The difference between the outer and the inner curved surfaces areas of an open cylinder is $88{\text{ }}c{m^2}$. If its length is 14 cm and volume of the material in it is $176{\text{ }}c{m^3}$, find the inner diameter of the cylinder.
A) 3 cm
B) 4 cm
C) 2 cm
D) 1 cm

Answer 1

Hint:
Apply the formula to find the difference between the outer and the inner curved surfaces areas of a cylinder and equate it to the given values. Similarly, apply the formula to find the difference between the outer and the inner volumes and equate it to $176{\text{ }}c{m^3}$. When you get two equations, solve them simultaneously to find the required value.

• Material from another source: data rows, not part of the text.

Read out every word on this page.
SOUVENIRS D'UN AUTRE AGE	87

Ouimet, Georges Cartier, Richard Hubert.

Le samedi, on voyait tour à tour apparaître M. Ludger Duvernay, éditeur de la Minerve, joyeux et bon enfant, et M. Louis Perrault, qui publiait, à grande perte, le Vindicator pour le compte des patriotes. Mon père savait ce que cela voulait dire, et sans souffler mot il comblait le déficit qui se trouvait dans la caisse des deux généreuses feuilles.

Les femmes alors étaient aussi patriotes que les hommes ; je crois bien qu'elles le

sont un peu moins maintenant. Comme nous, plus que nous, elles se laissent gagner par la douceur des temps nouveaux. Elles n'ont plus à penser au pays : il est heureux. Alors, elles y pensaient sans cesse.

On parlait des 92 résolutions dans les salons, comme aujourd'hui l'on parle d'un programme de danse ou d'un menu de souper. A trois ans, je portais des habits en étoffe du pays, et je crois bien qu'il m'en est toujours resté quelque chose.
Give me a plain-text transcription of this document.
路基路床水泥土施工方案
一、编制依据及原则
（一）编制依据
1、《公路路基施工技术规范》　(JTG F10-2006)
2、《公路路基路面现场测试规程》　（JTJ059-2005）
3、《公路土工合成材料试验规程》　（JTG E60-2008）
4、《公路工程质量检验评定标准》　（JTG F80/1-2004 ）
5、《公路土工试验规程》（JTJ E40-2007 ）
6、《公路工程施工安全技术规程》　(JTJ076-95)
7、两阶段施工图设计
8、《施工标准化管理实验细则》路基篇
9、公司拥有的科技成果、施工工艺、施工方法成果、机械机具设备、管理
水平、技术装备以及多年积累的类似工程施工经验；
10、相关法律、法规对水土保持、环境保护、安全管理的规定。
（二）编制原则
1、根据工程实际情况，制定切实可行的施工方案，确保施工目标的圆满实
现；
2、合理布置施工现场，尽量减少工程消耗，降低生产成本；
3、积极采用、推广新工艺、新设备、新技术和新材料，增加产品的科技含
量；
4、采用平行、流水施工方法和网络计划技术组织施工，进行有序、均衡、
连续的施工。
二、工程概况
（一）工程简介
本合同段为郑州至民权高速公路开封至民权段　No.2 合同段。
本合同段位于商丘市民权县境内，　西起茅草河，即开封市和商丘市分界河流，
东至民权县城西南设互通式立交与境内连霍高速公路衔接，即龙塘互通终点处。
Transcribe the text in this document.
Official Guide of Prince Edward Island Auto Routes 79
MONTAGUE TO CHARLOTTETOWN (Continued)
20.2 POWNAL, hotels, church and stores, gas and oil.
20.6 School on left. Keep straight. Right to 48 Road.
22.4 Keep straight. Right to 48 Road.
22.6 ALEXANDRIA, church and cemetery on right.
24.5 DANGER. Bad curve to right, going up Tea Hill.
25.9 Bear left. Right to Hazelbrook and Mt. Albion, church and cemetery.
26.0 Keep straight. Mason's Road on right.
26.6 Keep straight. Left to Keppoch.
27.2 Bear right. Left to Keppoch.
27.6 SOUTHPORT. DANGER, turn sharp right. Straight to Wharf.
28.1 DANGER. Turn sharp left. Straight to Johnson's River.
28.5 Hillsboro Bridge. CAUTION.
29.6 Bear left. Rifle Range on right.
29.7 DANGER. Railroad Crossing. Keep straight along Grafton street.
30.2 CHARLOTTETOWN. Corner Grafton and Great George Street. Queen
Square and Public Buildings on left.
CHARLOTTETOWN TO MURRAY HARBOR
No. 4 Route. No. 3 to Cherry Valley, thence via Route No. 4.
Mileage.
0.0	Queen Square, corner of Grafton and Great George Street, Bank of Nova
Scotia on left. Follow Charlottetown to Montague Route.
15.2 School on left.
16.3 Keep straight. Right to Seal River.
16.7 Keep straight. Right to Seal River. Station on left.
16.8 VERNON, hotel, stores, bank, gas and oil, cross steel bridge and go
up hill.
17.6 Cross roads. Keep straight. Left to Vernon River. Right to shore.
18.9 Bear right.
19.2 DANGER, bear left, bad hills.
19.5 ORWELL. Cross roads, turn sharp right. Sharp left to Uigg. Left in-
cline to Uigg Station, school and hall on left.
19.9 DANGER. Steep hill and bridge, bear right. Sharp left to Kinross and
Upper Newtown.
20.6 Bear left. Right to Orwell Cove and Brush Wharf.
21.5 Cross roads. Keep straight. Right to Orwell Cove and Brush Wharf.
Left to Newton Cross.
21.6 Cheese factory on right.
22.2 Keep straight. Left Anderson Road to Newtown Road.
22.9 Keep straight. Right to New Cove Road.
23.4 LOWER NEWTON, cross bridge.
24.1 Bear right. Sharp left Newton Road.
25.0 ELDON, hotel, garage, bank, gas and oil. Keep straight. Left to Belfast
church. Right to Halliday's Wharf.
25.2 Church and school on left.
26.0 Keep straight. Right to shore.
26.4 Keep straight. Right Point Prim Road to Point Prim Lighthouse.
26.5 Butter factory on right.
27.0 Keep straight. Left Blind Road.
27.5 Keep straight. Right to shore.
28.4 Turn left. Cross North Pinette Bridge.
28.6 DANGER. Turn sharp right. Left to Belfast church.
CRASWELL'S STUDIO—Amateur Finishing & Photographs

Complete step by step solution:
Let us begin with the formula to find the difference between the outer and the inner curved surfaces areas of a cylinder, which is given by;
$2\pi h\left( {R - r} \right)$, where ‘R’ is the radius of the outer curved surface and ‘r’ is the radius of the inner curved surface.
It is given in the question that this difference is $88{\text{ }}c{m^2}$.
$
   \Rightarrow 2\pi h\left( {R - r} \right) = 88 \\
   \Rightarrow R - r = \dfrac{{88 \times 7}}{{2 \times 22 \times 14}} \\
   \Rightarrow R - r = 1{\text{ ......(1)}} \\
 $
Next, we find the difference between the outer and the inner volumes, using the formula, $V = \pi h\left( {{R^2} - {r^2}} \right)$ . It is given in the question that this difference is$176{\text{ }}c{m^3}$.
$
   \Rightarrow \pi h\left( {{R^2} - {r^2}} \right) = 176 \\
   \Rightarrow \left( {\dfrac{{22}}{7}} \right)\left( {14} \right)\left( {{R^2} - {r^2}} \right) = 176 \\
   \Rightarrow \left( {R - r} \right)\left( {R + r} \right) = \dfrac{{176 \times 7}}{{22 \times 14}} \\
   \Rightarrow \left( 1 \right)\left( {R + r} \right) = 4{\text{ (from (1))}} \\
   \Rightarrow R + r = 4{\text{ ......(2)}} \\
 $
Now we will add the equations (1) and (2) to find the value of R.
$
   \Rightarrow R - r + R + r = 1 + 4 \\
   \Rightarrow 2R = 5 \\
   \Rightarrow R = \dfrac{5}{2} \\
 $
Now we know that the diameter is the double of the radius.
$
   \Rightarrow D = 2R \\
   \Rightarrow D = 2\left( {\dfrac{5}{2}} \right) \\
   \Rightarrow D = 5 \\
 $
This is the outer diameter of the cylinder.
Now, put the value of R in equation (2) to find the value of ‘r’.
$
   \Rightarrow R + r = 4 \\
   \Rightarrow \dfrac{5}{2} + r = 4 \\
   \Rightarrow r = 4 - \dfrac{5}{2} \\
   \Rightarrow r = \dfrac{3}{2} \\
 $
Now we know that the diameter is the double of the radius.
$
   \Rightarrow d = 2r \\
   \Rightarrow d = 2\left( {\dfrac{3}{2}} \right) \\
   \Rightarrow d = 3 \\
 $
This is the inner diameter of the cylinder.

Hence, option (A) is the correct option.

Note:
While allotting any variable to the radius, diameter follows a pattern in order to keep a track of calculation. Remember the basic formulas like the difference between the outer and the inner curved surfaces areas of a cylinder is $2\pi h\left( {R - r} \right)$. The diameter is twice its radius.